The foreign ministers of Japan and China met for the first time Saturday in the South Korean port city of Busan to discuss ways to stabilize the countries' strained ties, with Japan's top diplomat seeking to lift Beijing's total ban on seafood imports from Japan.

The talks between Yoko Kamikawa, who became Japanese foreign minister in September, and Wang Yi follow a meeting of the countries' leaders in San Francisco last week, with the two sides trading barbs over the ocean discharge of treated radioactive water from the crippled Fukushima Daiichi nuclear power plant.

At the summit, Japanese Prime Minister Fumio Kishida and Chinese President Xi Jinping agreed to hold expert consultations on the water release and build "mutually beneficial" relations based on common strategic interests.

Wang called for independent monitoring of the wastewater discharge in his talks earlier this week in Beijing with Natsuo Yamaguchi, leader of Komeito, the junior partner in Japan's ruling coalition.
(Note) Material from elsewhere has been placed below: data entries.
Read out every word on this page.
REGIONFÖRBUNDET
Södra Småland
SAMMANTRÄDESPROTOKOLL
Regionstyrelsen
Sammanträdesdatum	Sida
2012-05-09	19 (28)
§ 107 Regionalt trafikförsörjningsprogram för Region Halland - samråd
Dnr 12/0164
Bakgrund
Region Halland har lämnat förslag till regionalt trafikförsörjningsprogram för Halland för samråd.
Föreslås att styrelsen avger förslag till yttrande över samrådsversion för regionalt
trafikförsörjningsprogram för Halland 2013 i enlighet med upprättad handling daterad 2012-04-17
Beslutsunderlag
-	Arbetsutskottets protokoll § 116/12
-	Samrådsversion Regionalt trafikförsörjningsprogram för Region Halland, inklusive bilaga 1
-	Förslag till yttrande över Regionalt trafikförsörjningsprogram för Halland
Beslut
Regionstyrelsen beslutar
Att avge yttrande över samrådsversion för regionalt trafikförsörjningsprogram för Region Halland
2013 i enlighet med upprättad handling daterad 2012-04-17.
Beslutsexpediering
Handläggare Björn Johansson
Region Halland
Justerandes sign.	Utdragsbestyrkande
The water release that began in late August prompted Beijing to impose the seafood import ban.

Kamikawa and Wang met ahead of talks in Busan on Sunday with South Korean Foreign Minister Park Jin, in what will be the first trilateral meeting of the countries' foreign ministers since 2019.

In her talks with Wang, Kamikawa is also expected to seek the early release of Japanese nationals detained in China for alleged espionage, as well as the removal of a buoy installed by Beijing within Japan's exclusive economic zone near the Senkaku Islands in the East China Sea.

China, which claims the islands and calls them Diaoyu, repeatedly sends ships into Japanese waters around the Senkakus.